Die Ausgangslage:

Fast ein Jahr nach den Spielen in der ersten Pokalrunde stand nun im Werner-Seelenbinder-Stadion in Luckenwalde das Finale zwischen den beiden Regionalligisten Union Fürstenwalde und Babelsberg 03 an. Beide Teams setzten sich im Halbfinale jeweils souverän mit 4:1 durch. Fürstenwalde schlug Luckenwalde mit 4:1, Babelsberg den Brandenburgligisten Lübben.
Die Generalprobe verpatzten die Generalprobe am vergangenen Spieltag jedoch. Mit 2:3 unterlag das Team von Trainer Matthias Maucksch dem Berliner AK am 1. Spieltag der Regionalliga Nordost. Babelsberg konnte dem Ligafavoriten der Regionalliga, Carl-Zeiss Jena ein 1:1 abknöpfen. "Ich denke, es wird ein enges Spiel auf Augenhöhe", sagte Fürstenwaldes Manager Sven Baethge.
Neben der Partie gegen die Wolfsburger können sich die Babelsberger/Fürstenwalder über eine Prämie von 100 000 Euro freuen.

So verlief das Spiel:

Die erste große Chance hatte Babelsberg nach gut zehn Minuten, doch nach einer Flanke kriegt Daniel Frahn, der bereits neun Spiele im DFB-Pokal absolviert hat, keinen Druck auf seinen Kopfball aus rund zehn Metern.
Besser macht es im direkten Gegenzug Lukas Stagge, der eine Flanke von der linke Seite mustergültig per Kopf verwertet.

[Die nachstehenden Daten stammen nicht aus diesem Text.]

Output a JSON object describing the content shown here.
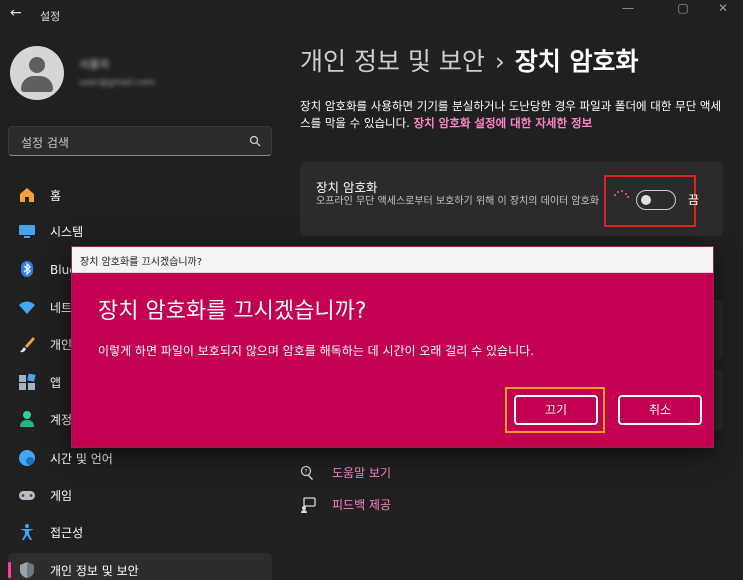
{
  "window": {
    "title": "설정",
    "back_glyph": "←",
    "minimize_glyph": "—",
    "maximize_glyph": "▢",
    "close_glyph": "✕"
  },
  "user": {
    "name": "사용자",
    "email": "user@gmail.com"
  },
  "search": {
    "placeholder": "설정 검색"
  },
  "sidebar": {
    "items": [
      {
        "label": "홈",
        "icon": "home-icon"
      },
      {
        "label": "시스템",
        "icon": "system-icon"
      },
      {
        "label": "Bluetooth 및 장치",
        "icon": "bluetooth-icon"
      },
      {
        "label": "네트워크 및 인터넷",
        "icon": "wifi-icon"
      },
      {
        "label": "개인 설정",
        "icon": "brush-icon"
      },
      {
        "label": "앱",
        "icon": "apps-icon"
      },
      {
        "label": "계정",
        "icon": "account-icon"
      },
      {
        "label": "시간 및 언어",
        "icon": "globe-icon"
      },
      {
        "label": "게임",
        "icon": "gamepad-icon"
      },
      {
        "label": "접근성",
        "icon": "accessibility-icon"
      },
      {
        "label": "개인 정보 및 보안",
        "icon": "shield-icon"
      }
    ],
    "active_index": 10,
    "accent_color": "#ff3d9a"
  },
  "main": {
    "breadcrumb_parent": "개인 정보 및 보안",
    "breadcrumb_sep": "›",
    "breadcrumb_current": "장치 암호화",
    "description": "장치 암호화를 사용하면 기기를 분실하거나 도난당한 경우 파일과 폴더에 대한 무단 액세스를 막을 수 있습니다.",
    "description_link": "장치 암호화 설정에 대한 자세한 정보",
    "setting": {
      "title": "장치 암호화",
      "subtitle": "오프라인 무단 액세스로부터 보호하기 위해 이 장치의 데이터 암호화",
      "state_label": "끔",
      "toggle_on": false
    },
    "related": [
      {
        "label": "도움말 보기",
        "icon": "help-icon"
      },
      {
        "label": "피드백 제공",
        "icon": "feedback-icon"
      }
    ]
  },
  "dialog": {
    "titlebar": "장치 암호화를 끄시겠습니까?",
    "heading": "장치 암호화를 끄시겠습니까?",
    "message": "이렇게 하면 파일이 보호되지 않으며 암호를 해독하는 데 시간이 오래 걸리 수 있습니다.",
    "confirm_label": "끄기",
    "cancel_label": "취소",
    "background_color": "#c30052"
  },
  "colors": {
    "window_bg": "#202020",
    "card_bg": "#2b2b2b",
    "link": "#ff84c9",
    "highlight_red": "#e4201e",
    "highlight_orange": "#f0a21c"
  }
}
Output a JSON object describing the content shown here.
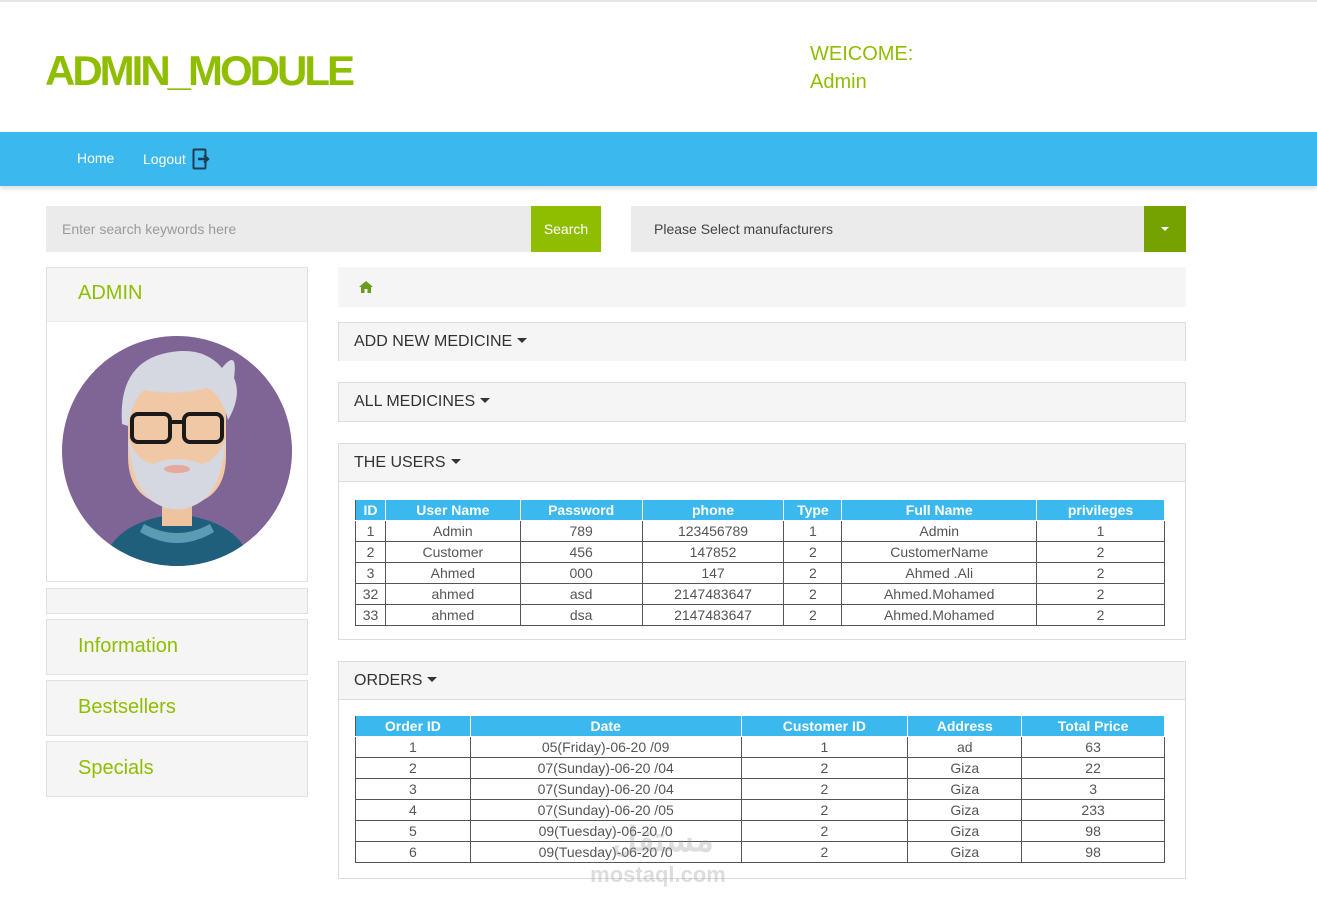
{
  "header": {
    "logo": "ADMIN_MODULE",
    "welcome_label": "WEICOME:",
    "welcome_user": "Admin"
  },
  "nav": {
    "home": "Home",
    "logout": "Logout"
  },
  "search": {
    "placeholder": "Enter search keywords here",
    "button": "Search",
    "manufacturer_select": "Please Select manufacturers"
  },
  "sidebar": {
    "title": "ADMIN",
    "links": [
      "Information",
      "Bestsellers",
      "Specials"
    ]
  },
  "panels": {
    "add_medicine": "ADD NEW MEDICINE",
    "all_medicines": "ALL MEDICINES",
    "users": "THE USERS",
    "orders": "ORDERS"
  },
  "users_table": {
    "columns": [
      "ID",
      "User Name",
      "Password",
      "phone",
      "Type",
      "Full Name",
      "privileges"
    ],
    "rows": [
      [
        "1",
        "Admin",
        "789",
        "123456789",
        "1",
        "Admin",
        "1"
      ],
      [
        "2",
        "Customer",
        "456",
        "147852",
        "2",
        "CustomerName",
        "2"
      ],
      [
        "3",
        "Ahmed",
        "000",
        "147",
        "2",
        "Ahmed .Ali",
        "2"
      ],
      [
        "32",
        "ahmed",
        "asd",
        "2147483647",
        "2",
        "Ahmed.Mohamed",
        "2"
      ],
      [
        "33",
        "ahmed",
        "dsa",
        "2147483647",
        "2",
        "Ahmed.Mohamed",
        "2"
      ]
    ]
  },
  "orders_table": {
    "columns": [
      "Order ID",
      "Date",
      "Customer ID",
      "Address",
      "Total Price"
    ],
    "rows": [
      [
        "1",
        "05(Friday)-06-20 /09",
        "1",
        "ad",
        "63"
      ],
      [
        "2",
        "07(Sunday)-06-20 /04",
        "2",
        "Giza",
        "22"
      ],
      [
        "3",
        "07(Sunday)-06-20 /04",
        "2",
        "Giza",
        "3"
      ],
      [
        "4",
        "07(Sunday)-06-20 /05",
        "2",
        "Giza",
        "233"
      ],
      [
        "5",
        "09(Tuesday)-06-20 /0",
        "2",
        "Giza",
        "98"
      ],
      [
        "6",
        "09(Tuesday)-06-20 /0",
        "2",
        "Giza",
        "98"
      ]
    ]
  },
  "watermark": {
    "arabic": "مستقل",
    "latin": "mostaql.com"
  },
  "colors": {
    "brand_green": "#8fbe00",
    "nav_blue": "#3bb9ee",
    "dark_green": "#75a200"
  },
  "icons": [
    "logout-icon",
    "home-icon",
    "caret-down-icon",
    "avatar-illustration"
  ]
}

Und nur sechs Minuten später stellt Stagge seine Kopfballstärke erneut unter Beweis und trifft nach einer Ecke zum 2:0.
Beinahe hätten die Potsdamer im direkten Gegenzug den Anschlusstreffer erzielt, doch erneut Frahn scheitert ebenfalls per Kopf an Fürstenwaldes David Richter.
Es entwickelt sich dennoch weiterhin ein komplett offenes Spiel, in der beide Teams immer wieder schnell in die Spitze spielen wollten. Nach 30 Minuten hätte Babelsberg zum Anschluss kommen können, doch einen Schuss von Bogdan Rangelov konnte Kay Michel noch von der Linie kratzen und nur kurze Zeit später scheiterte Rangelov im Duell mit Union-Torwart Richter.
Nach dem Seitenwechsel wirde das Spiel zunächst von härteren Zweikämpfen und persönlichen Duellen und einigen Sprüchen zwischen den Spielern bestimmt. Wirklich klare Aktionen beiden Teams gibt es nicht – bis zur 60. Minute. Fürstenwalde ist zu passiv und Bogdan Rangelov verkürzt auf 1:2.
Babelsberg versucht im Anschluss den Druck zu erhöhen, kommt aber zu keiner klaren Torchance, aber auch Fürstenwalde schafft es nur selten, über mehrere Stationen für Entlastung und Ballsicherheit zu sorgen. Doch in der 90. Miute beinahe der Ausgleich, doch Unions-Kapitän Ingo Wunderlich kann den Ball aus zwei Metern noch über das eigene Tor klären.

Statistik:

FSV Union Fürstenwalde: Richter - Turci (55. Martynets), Weiß, Wunderlich, Kanther (77. Atici), Shoshi, Geurts, Mares, Putze, Michel, StaggeBabelsberg 03: Gladrow - Hoffmann, Wilton, Rangelov (82. Müller), Schmidt, Saalbach, Montcheu, Danko (45. Wolf), Lela, Frahn, DombrowaTore: 1:0 Stagge (13.), 2:0 Stagge (20.), 2:1 Rangelov (60.)Schiedsrichter: Marcel Riemer (Eisenhüttenstadt)Zuschauer: 729

Stimmen zum Spiel:

Matthias Maucksch, Trainer Union Fürstenwalde: "Ich bin überglücklich, das war ein richtig dramatischer Pokalfight und am Ende hat es für uns gereicht, deshalb ist es umso schöner".
Ingo Wunderlich, Kapitän Union Fürstenwalde: "Die zweite Halbzeit war so anstrengend und ich habe nur noch darauf gewartet, dass der Schlusspfiff kommt. Wenn du im Fußball 2:0 führst und dann das Gegentor bekommt, lässt man sich irgendwie automatisch hinten reindrücken."
Pedrag Uzelac, Trainer Babelsberg 03: "Wir haben zwei Mal nicht aufgepasst und zwei Kopfballgegentore bekommen, da hat die Konzentration gefehlt. Wir hatten Chancen für zwei Spiele, aber heute war einfach nicht unser Tag."